C’è una parola che può unire modelli di sharing economy, onlus che operano a sostegno dei poveri e un’esperienza missionaria nel sud dell’Algeria. Si scrive “relazione” e possiamo intenderla come il fattore che spinge qualcuno a uscire dalla propria comfort zone, mettersi in gioco nel rapporto con l’altro e, se si lascia colpire da chi si ha di fronte, portarsi a casa un guadagno, un dono. Sull’approfondimento di questa parola si è incentrato il secondo incontro del ciclo “Be present, volontariato al centro”, organizzato dal Centro Pastorale dell’Università Cattolica del Sacro Cuore per riflettere sul valore dell’esperienza del volontariato che l’ateneo propone ai suoi studenti attraverso lo sportello Be Present nella sede di Milano. Il titolo di questo appuntamento era “Relazione: prossimità senza confini” ed è stato moderato da Matteo Brognoli, educatore dell’ufficio Mondialità del Pontificio Istituto Missioni Estere e collaboratore del Centro Pastorale dell’ateneo.
Il valore della relazione Padre Piero Masolo, missionario del Pime, l’ha compreso nel Sud dell’Algeria, a 2000 km dall’Italia. «Trovarsi fuori dal contesto in cui sei nato e cresciuto ti fa tornare bambino – spiega Padre Masolo-. Se uno è disposto ad andare oltre a ciò che conosce trova un dono. Io, per esempio ho visto nella concretezza di una copia cos’è il vero dialogo interreligioso. Non si tratta di una questione di massimi sistemi ma del rapporto tra la cristiana Marina e il musulmano Mohammed: trent’anni di matrimonio in cui rispetto e bene prevalgono sulla fatica e la difficoltà. E oggi i suoi figli, musulmani, si arrabbiano se lei non fa il presepe cristiano in casa loro. Non tutte le relazioni sono così ma se alla base di esse c’è la disponibilità a incontrarsi lasciano il segno».
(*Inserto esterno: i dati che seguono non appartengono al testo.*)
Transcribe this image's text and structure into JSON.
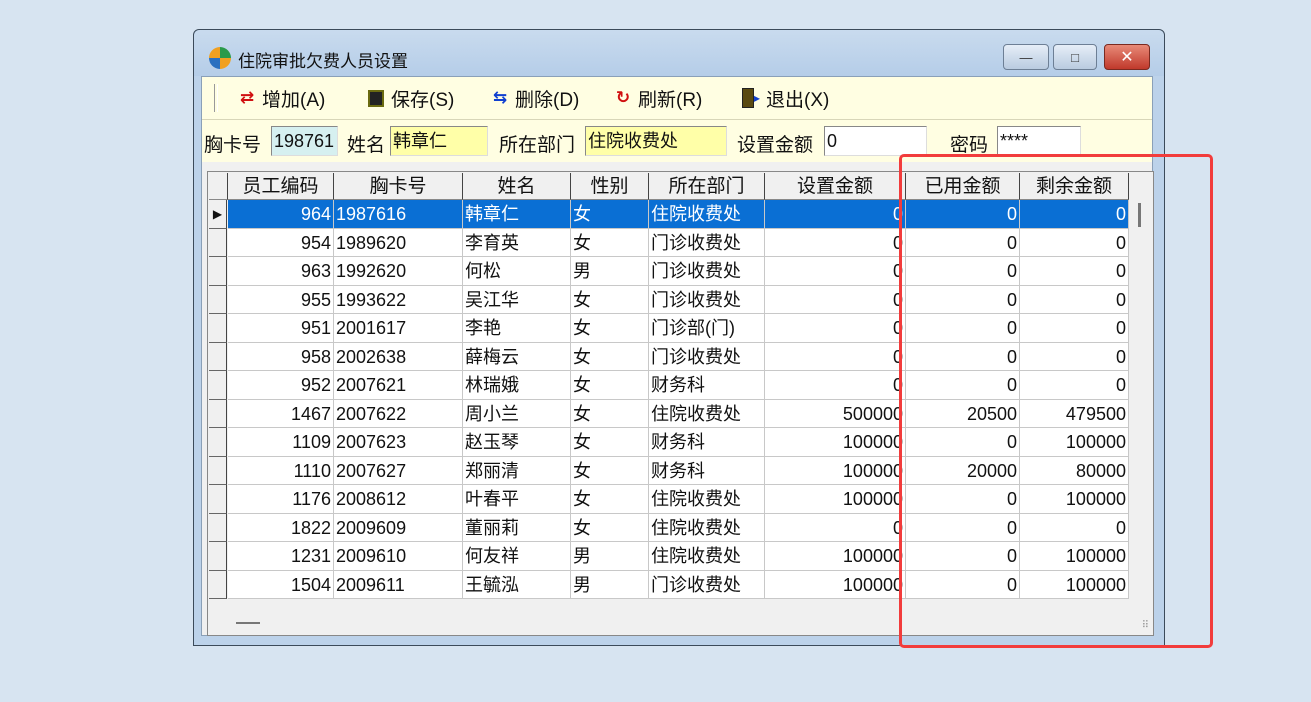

Dopo l’11 settembre e l’attentato alle Torri Gemelle invece ha trovato sempre più spazio il racconto di uno scontro tra mondo occidentale e mondo musulmano: «Poi però ti trovi a vivere come missionario in un’oasi del sud dell’Algeria e ti rendi conto che lì la Chiesa non potrebbe sopravvivere senza l’aiuto di centinaia di musulmani -continua Padre Masolo-. L’esperienza del volontariato è simile a quella del missionario: lasci ciò che conosci per lanciarti in contesti in cui creare ponti passando attraverso gli spiragli creati dalle fratture che dividono il mondo».